Dance Like NOBODY’S Watching

Those of you who REALLY know me, know that I lead an active and CRAZY life!  Sometimes I stretch myself so thin and I give so much to others that I rarely make time for myself.  It’s become quite a concern with some of the people who are close to me in my life.  Recently, I had to cut back on a couple of classes in my schedule due to work commitments and also learning a new fitness that I am feeling passionate about that is pretty much cutting edge.  There are some who don’t understand what I’m doing and there are some that aren’t feeling my journey, but I had to come to the realization is that this journey is NOT theirs to understand, it’s mine to EMBRACE and COMPREHEND.  I’ve made so much concessions for others that I haven’t made any for myself and THAT IS WRONG!

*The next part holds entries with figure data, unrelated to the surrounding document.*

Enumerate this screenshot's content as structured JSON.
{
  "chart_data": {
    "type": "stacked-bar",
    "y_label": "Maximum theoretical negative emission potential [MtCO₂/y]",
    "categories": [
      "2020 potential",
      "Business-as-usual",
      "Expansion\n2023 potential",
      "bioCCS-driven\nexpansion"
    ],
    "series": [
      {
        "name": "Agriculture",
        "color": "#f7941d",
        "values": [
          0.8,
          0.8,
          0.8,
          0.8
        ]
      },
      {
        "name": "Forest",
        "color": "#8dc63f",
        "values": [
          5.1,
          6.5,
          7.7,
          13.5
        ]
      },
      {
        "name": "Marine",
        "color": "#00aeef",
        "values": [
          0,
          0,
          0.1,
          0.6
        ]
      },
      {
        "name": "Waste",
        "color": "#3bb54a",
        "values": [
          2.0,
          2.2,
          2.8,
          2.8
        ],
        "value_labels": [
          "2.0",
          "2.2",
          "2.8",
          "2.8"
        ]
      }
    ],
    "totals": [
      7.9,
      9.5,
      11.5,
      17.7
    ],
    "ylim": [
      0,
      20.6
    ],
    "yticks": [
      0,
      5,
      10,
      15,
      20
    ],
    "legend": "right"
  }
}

When I entered into the fitness world, I was told that I wasn’t good enough.  I was told that you don’t have “the look”.  I came from an upbringing and a background where the words CAN’T and WON’T are not in the vocabulary.  If you want something bad enough, you go out there and get it and you let no one or any circumstance keep you from achieving what it is that you want.  I find those who have something to say about you and they (themselves) aren’t doing a thing with their life to be very unsettling.  I look up to the doers and the thinkers, the dreamers and the believers and the ones who do nothing but encourage along on the journey.  I, in turn, pay it forward to others!  It’s just that simple.  Give, but don’t expect anything in return!

Recently, so much stress from outside forces such as people whose negativity has entered my orbit to stress from work and also stress from not having enough time to do all the things I want to do to be stifling.  My creativity was definitely in question.  My passion was definitely in question.  When your passion becomes a chore, it’s time to step back and re-evaluate.  I dropped into a friend’s dance class because I whine so much about how I miss being a student and how I miss just being out of my head and not having to think and be ON POINT every single time.  When I did that, it was just the kick in the pants that I needed to understand that I NEEDED this break from the normal.  I NEEDED this time to myself.  I “Danced Like Nobody Was Watching!”  And folks, let me tell you, it re-ignited me like no other.  My focus and mind shifted to a place where I could respect more what I do.

I don’t expect anyone to understand this ramble that’s going on, but guess what…..it’s not meant for anyone to understand!  It’s meant for me!  And in putting this out there in the universe in hopes of gaining clarity!  I am so blessed to be able to bring the best of me when I teach classes and I even more blessed when I can bring myself into what I love to do.  I’m writing again, I’m dancing again, I’m spending quality time with my loved ones, I’m evolving and growing!

Thanks for hearing me out!  I NEEDED THIS!  Remember, dance like nobody’s watching!  Love and blessings!